Rocker Ozzy Osbourne has admitted "my time’s going to come" in a new interview where he discusses his ongoing health problems.
Photos emerged last week of the legendary wild man walking with a stick and looking frail, raising fans' fears about the star given how he's been battling a number of issues in recent years.
Ozzy has had to fight pneumonia, coronavirus and continues to struggle with Parkinson's, a variation of which he was first diagnosed with nearly 20 years ago.
In fact, the latter saw the Black Sabbath singer recently apply for a 'rehabilitation wing' to be added to Welders House – his country mansion in Buckinghamshire – ahead of he and his wife Sharon's move back to the UK from the US.
What is more, the injuries he sustained in a quad bike accident in 2003 were further aggravated in 2019 when he fell whilst at home in America.
And he was candid about how much longer he has left in an interview with Classic Rock magazine.
"I'm just waiting on some more surgery on my neck," the 73-year-old said, referencing complications from the 2003 crash.
"I can't walk properly these days and I have physical therapy every morning."

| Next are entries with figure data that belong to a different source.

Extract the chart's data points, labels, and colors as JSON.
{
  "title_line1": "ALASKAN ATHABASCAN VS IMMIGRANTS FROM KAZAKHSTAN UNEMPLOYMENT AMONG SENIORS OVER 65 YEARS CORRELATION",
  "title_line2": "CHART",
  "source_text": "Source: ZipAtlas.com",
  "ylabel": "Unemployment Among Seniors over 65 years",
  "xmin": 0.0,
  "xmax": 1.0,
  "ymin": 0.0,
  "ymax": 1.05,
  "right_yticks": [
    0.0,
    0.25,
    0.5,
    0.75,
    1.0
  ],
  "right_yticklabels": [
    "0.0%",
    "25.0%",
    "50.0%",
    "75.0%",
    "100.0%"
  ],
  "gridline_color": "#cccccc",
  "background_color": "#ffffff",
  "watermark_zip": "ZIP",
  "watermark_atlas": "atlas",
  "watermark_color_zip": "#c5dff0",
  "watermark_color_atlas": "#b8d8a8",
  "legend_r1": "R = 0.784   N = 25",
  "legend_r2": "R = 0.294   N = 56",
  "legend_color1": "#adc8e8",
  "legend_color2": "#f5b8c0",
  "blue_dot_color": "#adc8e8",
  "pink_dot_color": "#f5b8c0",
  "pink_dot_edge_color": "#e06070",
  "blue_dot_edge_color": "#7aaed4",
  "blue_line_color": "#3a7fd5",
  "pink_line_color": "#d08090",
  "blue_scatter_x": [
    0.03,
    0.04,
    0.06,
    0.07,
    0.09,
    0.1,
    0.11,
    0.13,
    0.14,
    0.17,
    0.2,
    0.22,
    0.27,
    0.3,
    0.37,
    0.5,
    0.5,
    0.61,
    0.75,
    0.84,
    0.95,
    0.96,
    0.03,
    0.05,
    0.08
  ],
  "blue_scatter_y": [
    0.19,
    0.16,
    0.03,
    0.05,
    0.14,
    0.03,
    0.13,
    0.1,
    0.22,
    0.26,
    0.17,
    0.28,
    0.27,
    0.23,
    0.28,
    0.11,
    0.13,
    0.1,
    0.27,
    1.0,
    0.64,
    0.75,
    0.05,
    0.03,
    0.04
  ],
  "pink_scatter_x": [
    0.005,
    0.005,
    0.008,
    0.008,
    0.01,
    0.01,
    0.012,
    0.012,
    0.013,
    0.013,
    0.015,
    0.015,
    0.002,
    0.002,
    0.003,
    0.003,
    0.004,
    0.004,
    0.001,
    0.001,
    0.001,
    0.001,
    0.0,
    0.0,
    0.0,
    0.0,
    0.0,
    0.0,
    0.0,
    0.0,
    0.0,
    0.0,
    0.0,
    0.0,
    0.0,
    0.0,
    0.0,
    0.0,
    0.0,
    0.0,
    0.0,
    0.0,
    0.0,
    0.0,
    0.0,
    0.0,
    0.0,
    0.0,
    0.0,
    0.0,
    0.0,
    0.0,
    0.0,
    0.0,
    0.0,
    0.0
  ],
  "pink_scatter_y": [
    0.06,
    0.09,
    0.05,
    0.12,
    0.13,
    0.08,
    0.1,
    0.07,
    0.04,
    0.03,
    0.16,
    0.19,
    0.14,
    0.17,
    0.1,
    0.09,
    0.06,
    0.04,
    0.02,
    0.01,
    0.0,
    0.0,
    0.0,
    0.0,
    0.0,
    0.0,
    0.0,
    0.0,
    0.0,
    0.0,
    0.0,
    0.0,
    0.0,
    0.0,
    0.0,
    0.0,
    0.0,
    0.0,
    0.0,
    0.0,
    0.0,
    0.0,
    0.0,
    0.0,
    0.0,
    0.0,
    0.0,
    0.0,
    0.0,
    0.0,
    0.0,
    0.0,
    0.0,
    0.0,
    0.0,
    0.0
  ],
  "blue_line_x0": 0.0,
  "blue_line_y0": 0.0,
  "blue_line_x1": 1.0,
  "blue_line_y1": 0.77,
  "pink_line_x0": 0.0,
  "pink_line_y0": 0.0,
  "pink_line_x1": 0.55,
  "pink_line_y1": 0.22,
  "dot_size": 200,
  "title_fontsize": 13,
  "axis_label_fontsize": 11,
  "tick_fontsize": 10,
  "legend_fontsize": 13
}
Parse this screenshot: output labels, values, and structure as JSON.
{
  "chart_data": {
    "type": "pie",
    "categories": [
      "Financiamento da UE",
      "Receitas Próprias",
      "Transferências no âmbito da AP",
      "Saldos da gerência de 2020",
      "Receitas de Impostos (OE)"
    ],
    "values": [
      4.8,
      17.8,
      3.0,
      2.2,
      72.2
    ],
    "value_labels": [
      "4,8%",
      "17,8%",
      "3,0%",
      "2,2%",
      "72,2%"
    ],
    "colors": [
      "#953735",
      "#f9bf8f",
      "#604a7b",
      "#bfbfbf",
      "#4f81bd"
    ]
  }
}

Asked if, after decades of heavy drinking and drug addiction, he was surprised to have made it this far, Ozzy replied, "Absolutely. So are a lot of people."
He added: "At f***ing seventy-three I've done pretty well. I don't plan on going anywhere, but my time’s going to come."
Ozzy also tested positive for Covid in April and Sharon, 69, pulled out of her new show, The Talk, on TalkTV to return to LA to care for her husband.
But, while he continues to work on his recovery, the resilient headbanger added that he couldn't wait to perform again.
The dates for his farewell tour have been moved back to 2023 and he has no plans to quit making records.
"I am taking my recording studio with me (when we move back to England)," he said.
"I am going to build a barn there and make my own studio at Welders. I will still be making music and my band will come over."